The PRESIDENT (12:57 PM) —Yesterday, during the censure motion, Senator Bob Brown sought the protection of the chair from interjections. As all senators know, interjections are disorderly. The basis for this is standing order 197(1), which provides that a senator shall not interrupt another senator speaking, except to draw attention to a point of order or privilege or to call attention to the lack of a quorum; otherwise, a senator who has been given the call has the right to speak without interruption.

While interjections are technically contrary to standing order 197, in practice some interjections are tolerated if they are not disruptive or if they facilitate the exchange of views and arguments in a debate. However, the chair will protect from interjections a senator who asks to be protected. This principle has its basis in rulings of Presidents which have the force of standing orders.

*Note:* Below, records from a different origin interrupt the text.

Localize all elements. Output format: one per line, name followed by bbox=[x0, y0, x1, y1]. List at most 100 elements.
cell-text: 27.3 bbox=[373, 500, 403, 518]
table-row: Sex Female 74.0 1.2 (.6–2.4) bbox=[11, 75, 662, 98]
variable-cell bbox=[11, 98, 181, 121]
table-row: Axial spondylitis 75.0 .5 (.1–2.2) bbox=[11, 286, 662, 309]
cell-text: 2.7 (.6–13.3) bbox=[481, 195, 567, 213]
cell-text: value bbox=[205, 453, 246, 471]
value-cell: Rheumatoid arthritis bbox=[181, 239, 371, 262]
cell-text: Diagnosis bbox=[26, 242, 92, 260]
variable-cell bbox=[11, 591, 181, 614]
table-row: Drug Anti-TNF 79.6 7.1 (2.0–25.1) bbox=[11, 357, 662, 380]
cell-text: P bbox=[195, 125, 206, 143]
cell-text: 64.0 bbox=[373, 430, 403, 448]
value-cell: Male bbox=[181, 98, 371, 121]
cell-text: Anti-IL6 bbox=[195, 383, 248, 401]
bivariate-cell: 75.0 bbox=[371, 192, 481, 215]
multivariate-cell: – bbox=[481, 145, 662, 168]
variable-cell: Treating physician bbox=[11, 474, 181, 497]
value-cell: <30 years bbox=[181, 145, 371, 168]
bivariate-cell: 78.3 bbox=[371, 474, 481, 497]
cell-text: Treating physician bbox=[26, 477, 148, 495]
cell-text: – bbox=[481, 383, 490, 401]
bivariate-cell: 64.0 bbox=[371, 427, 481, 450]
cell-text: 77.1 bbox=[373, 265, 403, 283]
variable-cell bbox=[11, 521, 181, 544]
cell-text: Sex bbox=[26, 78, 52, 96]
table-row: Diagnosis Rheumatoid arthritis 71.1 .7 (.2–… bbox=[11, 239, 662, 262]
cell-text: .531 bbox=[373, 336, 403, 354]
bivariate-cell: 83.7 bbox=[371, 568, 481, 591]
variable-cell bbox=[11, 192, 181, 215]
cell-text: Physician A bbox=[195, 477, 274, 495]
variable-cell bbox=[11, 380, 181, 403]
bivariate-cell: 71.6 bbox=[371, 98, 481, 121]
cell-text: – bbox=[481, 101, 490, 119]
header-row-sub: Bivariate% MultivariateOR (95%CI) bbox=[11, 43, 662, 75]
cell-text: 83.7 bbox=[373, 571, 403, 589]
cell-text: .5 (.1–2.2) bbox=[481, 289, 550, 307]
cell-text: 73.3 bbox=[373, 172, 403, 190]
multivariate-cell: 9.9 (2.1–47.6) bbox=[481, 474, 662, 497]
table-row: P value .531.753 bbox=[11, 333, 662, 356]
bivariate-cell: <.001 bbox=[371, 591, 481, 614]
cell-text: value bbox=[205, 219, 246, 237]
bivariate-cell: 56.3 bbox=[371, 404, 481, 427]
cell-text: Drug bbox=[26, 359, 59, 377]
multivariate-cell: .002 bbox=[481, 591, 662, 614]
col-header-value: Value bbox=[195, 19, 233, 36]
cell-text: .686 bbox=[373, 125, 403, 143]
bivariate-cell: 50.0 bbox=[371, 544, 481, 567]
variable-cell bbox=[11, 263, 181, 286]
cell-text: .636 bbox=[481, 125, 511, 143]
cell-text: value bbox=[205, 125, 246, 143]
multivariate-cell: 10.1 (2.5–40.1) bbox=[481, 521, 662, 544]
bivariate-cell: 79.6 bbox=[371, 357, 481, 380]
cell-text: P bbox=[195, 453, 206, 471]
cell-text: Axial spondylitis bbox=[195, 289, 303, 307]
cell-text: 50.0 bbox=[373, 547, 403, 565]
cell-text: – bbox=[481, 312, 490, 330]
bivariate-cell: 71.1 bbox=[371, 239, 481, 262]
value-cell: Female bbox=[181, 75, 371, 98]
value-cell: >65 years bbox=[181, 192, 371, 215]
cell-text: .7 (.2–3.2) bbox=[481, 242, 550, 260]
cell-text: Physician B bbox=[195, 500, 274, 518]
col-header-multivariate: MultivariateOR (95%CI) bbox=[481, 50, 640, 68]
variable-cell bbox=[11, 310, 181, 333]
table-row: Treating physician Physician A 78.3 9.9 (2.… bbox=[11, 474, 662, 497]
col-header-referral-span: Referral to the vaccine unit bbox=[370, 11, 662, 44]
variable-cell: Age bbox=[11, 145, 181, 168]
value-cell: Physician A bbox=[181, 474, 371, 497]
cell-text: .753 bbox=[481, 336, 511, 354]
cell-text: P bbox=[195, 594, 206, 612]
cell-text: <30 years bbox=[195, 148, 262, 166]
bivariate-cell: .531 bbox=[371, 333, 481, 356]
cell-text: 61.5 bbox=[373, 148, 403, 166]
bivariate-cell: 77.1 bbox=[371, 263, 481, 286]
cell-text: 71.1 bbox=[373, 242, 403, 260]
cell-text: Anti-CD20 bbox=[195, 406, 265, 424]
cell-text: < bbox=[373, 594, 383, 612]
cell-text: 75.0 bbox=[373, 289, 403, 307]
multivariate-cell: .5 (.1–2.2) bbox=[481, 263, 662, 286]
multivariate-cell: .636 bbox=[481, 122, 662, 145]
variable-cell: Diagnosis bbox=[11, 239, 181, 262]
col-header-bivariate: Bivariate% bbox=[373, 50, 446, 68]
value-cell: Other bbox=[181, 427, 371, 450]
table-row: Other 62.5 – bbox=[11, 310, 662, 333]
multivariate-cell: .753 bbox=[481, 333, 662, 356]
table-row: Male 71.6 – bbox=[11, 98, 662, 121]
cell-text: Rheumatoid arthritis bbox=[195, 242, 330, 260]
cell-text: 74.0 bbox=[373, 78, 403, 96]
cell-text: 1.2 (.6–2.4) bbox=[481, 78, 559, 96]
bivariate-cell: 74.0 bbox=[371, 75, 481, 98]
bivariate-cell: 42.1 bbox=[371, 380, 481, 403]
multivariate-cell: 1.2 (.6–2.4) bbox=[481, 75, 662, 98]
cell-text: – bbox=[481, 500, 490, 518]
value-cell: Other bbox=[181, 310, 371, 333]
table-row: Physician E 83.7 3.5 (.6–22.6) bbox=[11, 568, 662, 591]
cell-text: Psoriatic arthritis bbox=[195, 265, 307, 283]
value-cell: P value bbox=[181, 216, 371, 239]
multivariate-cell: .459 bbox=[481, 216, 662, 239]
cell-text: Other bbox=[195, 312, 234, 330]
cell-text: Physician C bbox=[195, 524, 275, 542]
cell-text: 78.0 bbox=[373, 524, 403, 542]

When it appeared to Senator Bob Brown that he may not be getting that protection, he did make what can only be characterised as a reflection on the chair. In responding to a single word interjection by Senator Macdonald, Senator Bob Brown said:

That ignorance—which of course you are allowing him to continue to display, Mr Acting Deputy President, because you do not invoke the standing orders of this place, as you should—which is writ large in what he is doing and saying—

to which Senator Trood, as the Acting Deputy President, responded:

Senator Brown, order! It ill behoves you to cast aspersions on the chair.

As a reflection on the chair, the words were objectionable and therefore disorderly. Senator Trood was correct to insist on their withdrawal and I note that Senator Brown did withdraw them but only after seriously running the risk of being named for persistently and wilfully disregarding the authority of the chair. It is a basic rule of the Senate that order is maintained by the President or whoever is deputising for the President in the chair. Respect for the chair is fundamental to the effective operation of the Senate, a matter for which all senators carry responsibility.